A) Appraise the need for calcitriol therapy in this patient
Adding calcitriol will increase the absorption of ca and PO4 from the GIT, which will increase the serum ca and PO4, which are already high. also, calcitriol will suppress the PTH more, which is already low and reflect a dynamic bone disease
All this will increase vascular calcification.
Do you suggest any other workup for this patient?
Bone-specific alkaline phosphatase
25-OH VIT D
S.alumonium
Echo, Dexa scan, and CAC score
kt/v
C) Suggest the most likely management planCheck the calcium concentration of the dialysate and make sure it is not more than 1,5
avoid calcium and Vitamin D and vitamin D analog
Search for any source of aluminum, especially in pharmaceuticals and food preparation, and stay away from it.
Re-educate about the importance of avoiding smoking, and decreasing body weight
with close observation of ca, PO4, and PTH
Nice answers dr Ahmed, you can check the model answer above.
A) Appraise the need for calcitriol therapy in this patient .

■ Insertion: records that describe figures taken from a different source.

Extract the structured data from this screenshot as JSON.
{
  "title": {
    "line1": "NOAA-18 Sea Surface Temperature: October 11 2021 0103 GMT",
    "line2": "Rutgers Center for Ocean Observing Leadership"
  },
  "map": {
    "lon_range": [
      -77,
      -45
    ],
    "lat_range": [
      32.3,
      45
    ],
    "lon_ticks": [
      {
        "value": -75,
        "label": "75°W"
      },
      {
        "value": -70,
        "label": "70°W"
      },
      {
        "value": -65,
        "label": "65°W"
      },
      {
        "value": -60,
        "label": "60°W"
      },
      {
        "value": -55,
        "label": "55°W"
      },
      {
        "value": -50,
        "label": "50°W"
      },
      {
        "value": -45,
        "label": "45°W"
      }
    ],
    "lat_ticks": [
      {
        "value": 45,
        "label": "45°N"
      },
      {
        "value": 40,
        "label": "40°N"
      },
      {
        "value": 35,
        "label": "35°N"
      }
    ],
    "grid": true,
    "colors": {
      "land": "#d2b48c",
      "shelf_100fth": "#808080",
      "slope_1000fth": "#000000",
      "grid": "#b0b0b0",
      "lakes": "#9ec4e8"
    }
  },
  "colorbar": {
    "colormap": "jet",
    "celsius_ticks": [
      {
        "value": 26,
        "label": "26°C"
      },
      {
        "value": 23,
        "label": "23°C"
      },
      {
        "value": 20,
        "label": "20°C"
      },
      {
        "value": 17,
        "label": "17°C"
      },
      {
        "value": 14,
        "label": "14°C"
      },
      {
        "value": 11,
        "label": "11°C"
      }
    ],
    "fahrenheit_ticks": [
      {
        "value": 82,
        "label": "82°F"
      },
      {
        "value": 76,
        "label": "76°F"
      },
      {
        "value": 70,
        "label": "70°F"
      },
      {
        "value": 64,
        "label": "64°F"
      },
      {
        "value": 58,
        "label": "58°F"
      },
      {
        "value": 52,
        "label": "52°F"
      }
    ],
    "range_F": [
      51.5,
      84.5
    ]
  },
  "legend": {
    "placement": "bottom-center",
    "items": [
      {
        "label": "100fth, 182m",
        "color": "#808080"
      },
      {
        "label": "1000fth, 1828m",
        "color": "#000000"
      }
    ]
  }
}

B) Do you suggest any other work-up for this patient?– Yes,risk factors for ABD
–Evidence of vascular calcifications
–Biomarkers of bone turn over if you have it available
C- Suggest the most likely management plan.-This will largely depends on the risk factors for ABD;
Nice answers dr Ben, you can check the model answer above.
the lab revealed
Hyperphosphatemia
upper border of calcium level
PTH accepted as normal no 2ry HPTH
SO the no need to calcitriol >> may lead to more suppression of PTH
and Hyper calcemia
Start non calcium phosphate binder
management plan
bone assessment to rule out adynamic bone disease
x-ray and DEXA , renal biopsy
and follow up ca , pi , vit D and PTH
Nice answers dr Elsayed, you can check the model answer above.
A- there is no need for calcitriol therapy for this patient as he has high normal calcium and increased po4 level with oversuppressed PTH which will be exaggerated by Vit D therapy
B- Dexa scan – Pan CT to exclude malignancy – 25 (OH) vit D assay
C- stop any calcium supplementation
use non calcium non AL containing po4 binders
avoid calcitriol therapy
use low dialysate calcium in HD
calcium restriction in diet
avoid calcemimetics
I do not think there is a need for Pan CT to exclude malignancy
A) Appraise the need for calcitriol therapy in this patient
B) Do you suggest any other work-up for this patient?
C) Suggest the most likely management plan.
Nice answers dr Ibrahim, you can check the model answer above.